Nathaniel Jue@nathanieljueSenior Writer IIMarch 21, 2012

PHOENIX - JUNE 16:  Pitcher Ian Kennedy #31 of the Arizona Diamondbacks takes a lead from first base as Aubrey Huff #17 of the San Francisco Giants gets ready to field the ball at Chase Field on June 16, 2011 in Phoenix, Arizona.  (Photo by Norm Hall/Getty Images)
Norm Hall/Getty Images

It’s only 90 feet from home plate to first base, but the race to become the San Francisco Giants’ starting first baseman is a competitive and lengthy one.

As of now, there are three candidates vying for the starting spot on Opening Day—Aubrey Huff, Brandon Belt and Brett Pill. The fact that so many players are even being considered is somewhat of an indication that the position could turn into a carousel during the season—if the starter finds himself struggling, it’d be easy to find someone to quickly replace him in the lineup.

So how do the Giants approach this competition during spring training?

Huff is the incumbent, the 12-year pro whose steady play and heady presence helped immensely in the team’s magical 2010 World Series run. However, the 35-year-old was left with a championship hangover last season, as he sputtered to a .246 batting average, with 12 home runs and a dismal .676 OPS. As a result, San Francisco made it clear that they were auditioning first-baseman-of-the-future candidates.

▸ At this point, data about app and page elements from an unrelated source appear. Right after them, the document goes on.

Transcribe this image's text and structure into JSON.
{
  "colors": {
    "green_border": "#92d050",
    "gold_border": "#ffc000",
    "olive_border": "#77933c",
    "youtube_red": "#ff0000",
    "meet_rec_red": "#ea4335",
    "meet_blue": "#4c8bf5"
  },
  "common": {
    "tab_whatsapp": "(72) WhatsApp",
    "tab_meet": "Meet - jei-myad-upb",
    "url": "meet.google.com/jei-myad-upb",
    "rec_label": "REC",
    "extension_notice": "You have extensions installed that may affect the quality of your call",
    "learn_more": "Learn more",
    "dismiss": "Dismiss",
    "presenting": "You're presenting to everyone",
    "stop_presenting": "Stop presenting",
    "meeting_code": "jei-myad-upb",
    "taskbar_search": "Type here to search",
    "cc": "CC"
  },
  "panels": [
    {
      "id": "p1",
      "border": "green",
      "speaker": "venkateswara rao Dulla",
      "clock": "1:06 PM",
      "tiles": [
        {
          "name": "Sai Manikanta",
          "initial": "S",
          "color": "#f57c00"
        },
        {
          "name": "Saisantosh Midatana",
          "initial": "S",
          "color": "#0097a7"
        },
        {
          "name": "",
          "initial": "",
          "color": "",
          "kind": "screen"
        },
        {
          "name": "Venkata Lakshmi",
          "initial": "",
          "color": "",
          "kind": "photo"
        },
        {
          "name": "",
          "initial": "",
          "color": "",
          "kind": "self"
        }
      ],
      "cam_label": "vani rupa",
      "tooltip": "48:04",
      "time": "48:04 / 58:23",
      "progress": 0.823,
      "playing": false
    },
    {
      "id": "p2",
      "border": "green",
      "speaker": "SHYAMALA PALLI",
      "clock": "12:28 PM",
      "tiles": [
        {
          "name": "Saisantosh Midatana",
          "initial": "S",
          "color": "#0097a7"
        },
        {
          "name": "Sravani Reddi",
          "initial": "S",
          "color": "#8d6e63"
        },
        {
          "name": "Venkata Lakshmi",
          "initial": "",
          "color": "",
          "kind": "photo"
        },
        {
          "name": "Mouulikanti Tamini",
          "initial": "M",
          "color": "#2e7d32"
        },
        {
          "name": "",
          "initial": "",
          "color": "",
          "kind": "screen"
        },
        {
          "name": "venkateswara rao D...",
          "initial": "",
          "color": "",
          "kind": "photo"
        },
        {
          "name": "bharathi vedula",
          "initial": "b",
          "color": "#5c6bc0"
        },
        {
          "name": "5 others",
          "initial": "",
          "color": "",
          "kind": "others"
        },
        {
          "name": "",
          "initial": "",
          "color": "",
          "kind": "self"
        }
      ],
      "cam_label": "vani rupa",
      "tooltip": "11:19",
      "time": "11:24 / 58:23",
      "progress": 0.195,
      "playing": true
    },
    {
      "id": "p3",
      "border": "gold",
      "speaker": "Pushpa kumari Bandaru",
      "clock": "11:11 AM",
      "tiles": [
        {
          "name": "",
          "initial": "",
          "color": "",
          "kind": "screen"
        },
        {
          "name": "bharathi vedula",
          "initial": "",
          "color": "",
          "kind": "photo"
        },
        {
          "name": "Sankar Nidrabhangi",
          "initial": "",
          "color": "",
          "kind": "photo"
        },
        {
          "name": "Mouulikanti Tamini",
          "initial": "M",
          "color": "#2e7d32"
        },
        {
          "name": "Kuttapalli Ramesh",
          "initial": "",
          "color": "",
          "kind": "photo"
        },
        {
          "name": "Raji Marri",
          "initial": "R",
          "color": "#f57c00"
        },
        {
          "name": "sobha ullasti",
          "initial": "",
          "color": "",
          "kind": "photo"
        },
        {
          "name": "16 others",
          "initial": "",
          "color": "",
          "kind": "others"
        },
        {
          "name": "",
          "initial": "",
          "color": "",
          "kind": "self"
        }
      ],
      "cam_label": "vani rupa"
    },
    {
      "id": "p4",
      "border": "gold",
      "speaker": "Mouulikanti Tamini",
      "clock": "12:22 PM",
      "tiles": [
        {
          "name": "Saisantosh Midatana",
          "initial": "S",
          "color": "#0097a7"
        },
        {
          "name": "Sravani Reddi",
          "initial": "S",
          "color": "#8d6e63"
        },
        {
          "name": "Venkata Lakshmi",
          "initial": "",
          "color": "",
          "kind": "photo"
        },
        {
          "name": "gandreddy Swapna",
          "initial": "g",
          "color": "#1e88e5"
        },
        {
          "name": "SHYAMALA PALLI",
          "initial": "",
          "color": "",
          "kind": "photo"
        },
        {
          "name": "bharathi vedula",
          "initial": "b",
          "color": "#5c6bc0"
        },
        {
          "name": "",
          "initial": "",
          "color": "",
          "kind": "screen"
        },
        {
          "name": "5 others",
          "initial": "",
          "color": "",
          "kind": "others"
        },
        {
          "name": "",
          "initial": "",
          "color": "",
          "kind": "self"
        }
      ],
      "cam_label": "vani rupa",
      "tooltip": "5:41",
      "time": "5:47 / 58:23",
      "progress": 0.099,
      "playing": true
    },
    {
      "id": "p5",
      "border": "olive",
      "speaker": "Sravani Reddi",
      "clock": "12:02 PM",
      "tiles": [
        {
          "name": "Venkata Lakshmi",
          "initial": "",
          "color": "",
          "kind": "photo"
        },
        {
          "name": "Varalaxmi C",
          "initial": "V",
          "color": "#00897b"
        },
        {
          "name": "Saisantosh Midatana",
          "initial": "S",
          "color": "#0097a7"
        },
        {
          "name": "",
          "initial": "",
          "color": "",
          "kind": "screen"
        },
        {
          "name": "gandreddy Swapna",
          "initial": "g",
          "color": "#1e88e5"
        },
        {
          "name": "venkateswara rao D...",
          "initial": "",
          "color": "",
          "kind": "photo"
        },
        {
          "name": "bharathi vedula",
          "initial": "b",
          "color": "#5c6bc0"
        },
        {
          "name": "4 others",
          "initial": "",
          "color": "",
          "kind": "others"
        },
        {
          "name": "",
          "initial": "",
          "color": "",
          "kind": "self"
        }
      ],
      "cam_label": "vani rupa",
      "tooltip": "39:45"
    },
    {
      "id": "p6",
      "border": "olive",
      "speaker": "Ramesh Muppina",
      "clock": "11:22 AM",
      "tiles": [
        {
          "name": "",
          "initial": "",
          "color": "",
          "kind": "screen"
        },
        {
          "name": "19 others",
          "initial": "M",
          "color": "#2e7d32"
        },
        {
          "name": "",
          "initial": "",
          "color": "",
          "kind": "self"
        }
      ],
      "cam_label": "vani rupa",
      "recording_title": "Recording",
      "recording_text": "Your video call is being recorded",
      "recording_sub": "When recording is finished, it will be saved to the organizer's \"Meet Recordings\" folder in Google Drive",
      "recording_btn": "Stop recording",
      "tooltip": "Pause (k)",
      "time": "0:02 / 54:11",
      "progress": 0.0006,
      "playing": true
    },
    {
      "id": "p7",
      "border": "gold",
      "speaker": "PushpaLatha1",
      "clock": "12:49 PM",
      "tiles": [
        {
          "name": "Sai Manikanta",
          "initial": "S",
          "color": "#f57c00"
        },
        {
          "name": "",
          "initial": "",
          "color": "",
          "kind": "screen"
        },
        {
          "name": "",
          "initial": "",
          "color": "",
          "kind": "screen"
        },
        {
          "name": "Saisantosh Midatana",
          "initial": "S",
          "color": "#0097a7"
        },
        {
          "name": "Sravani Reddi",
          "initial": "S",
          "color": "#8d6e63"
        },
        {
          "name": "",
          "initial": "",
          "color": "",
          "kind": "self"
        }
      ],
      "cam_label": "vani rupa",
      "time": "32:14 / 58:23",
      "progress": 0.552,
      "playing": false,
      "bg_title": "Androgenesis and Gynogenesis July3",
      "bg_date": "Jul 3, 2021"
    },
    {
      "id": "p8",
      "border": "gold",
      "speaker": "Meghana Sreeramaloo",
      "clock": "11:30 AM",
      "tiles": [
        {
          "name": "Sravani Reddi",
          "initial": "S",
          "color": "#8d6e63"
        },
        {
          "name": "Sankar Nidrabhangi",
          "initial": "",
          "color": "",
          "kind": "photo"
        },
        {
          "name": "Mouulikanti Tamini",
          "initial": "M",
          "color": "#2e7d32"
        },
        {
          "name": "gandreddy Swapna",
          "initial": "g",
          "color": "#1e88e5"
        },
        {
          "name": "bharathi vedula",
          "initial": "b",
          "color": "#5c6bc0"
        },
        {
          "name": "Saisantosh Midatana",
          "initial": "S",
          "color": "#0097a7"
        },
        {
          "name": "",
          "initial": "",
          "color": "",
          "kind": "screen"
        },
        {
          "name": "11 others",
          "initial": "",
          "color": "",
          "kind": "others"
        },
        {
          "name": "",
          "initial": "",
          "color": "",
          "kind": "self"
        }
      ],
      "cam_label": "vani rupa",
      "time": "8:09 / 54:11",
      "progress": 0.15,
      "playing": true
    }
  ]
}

Last year, Belt saw action in 29 games at first base, and Pill played in 14 games. While Pill performed impressively manning first base (.306 batting average, .885 OPS), Belt struggled a tad (.227 batting average, .800 OPS).

Would it be safe to presume that Pill is the leading candidate to take over the first base position?

All signs indicate that it’s still too early to tell. Belt has seen the most innings at first base this spring (41), and so far, he has been dominating the Cactus League, sporting a .389 batting average, with seven extra-base hits.

Pill has been holding his own, too. He has been featured in 14 spring games, second-most on the team, and is batting .289 with six extra-base hits.

Which direction should the Giants be leaning toward?

Let’s be honest—Huff will be the Opening Day first baseman, if only based on his experience. Belt and Pill are clearly contending for the backup spot on the roster.

Unfortunately for Belt, he is a left-handed hitter, like Huff. The Giants are a bit thinner on the right side of the plate, at least in terms of power. Buster Posey is a natural right-hander, and Pablo Sandoval is a switch hitter. There's not much else for San Francisco with respects to right-handed hitting, which doesn’t bode well for the more approachable left field fence at AT&T Park.

Thus, Pill should be the leading candidate to serve as the backup first baseman, with Belt pining for playing time in the outfield. There simply isn’t enough of first base to go around, especially when factoring in the possibility of Posey seeing time at first in an effort to relieve him of playing catcher as he recovers from his season-ending injury a year ago.

Belt, unfortunately, is the odd man out in this pileup at first base. He may land himself a spot on the Opening Day roster, but only in the event that second baseman Freddy Sanchez lands on the disabled list as he continues to recover from shoulder surgery.

The likelihood that Belt secures an Opening Day spot is high, as long as he continues to rake during spring training. The probability that he’ll land in Triple-A Fresno once Sanchez is healthy enough to play is also very high. With a crowded race to first base, Belt simply might get squeezed out of significant playing time in the majors.

Meanwhile, Pill is looking to be the medicine the Giants need as a right-handed power hitter, likely to replace Huff if or when he starts to slump. In fact, if Huff labors through a slow first half of the season, it’s possible that Pill could be promoted as the starter, and Huff will see time on the bench. Moreover, it’s possible Huff gets dealt by the trading deadline to make room for the progressing Pill and Belt.

All these questions will be figured out as the season approaches and carries on. For now, this will prove to be an interesting battle at first base this spring, one that affects the roster spots and playing time of three different players.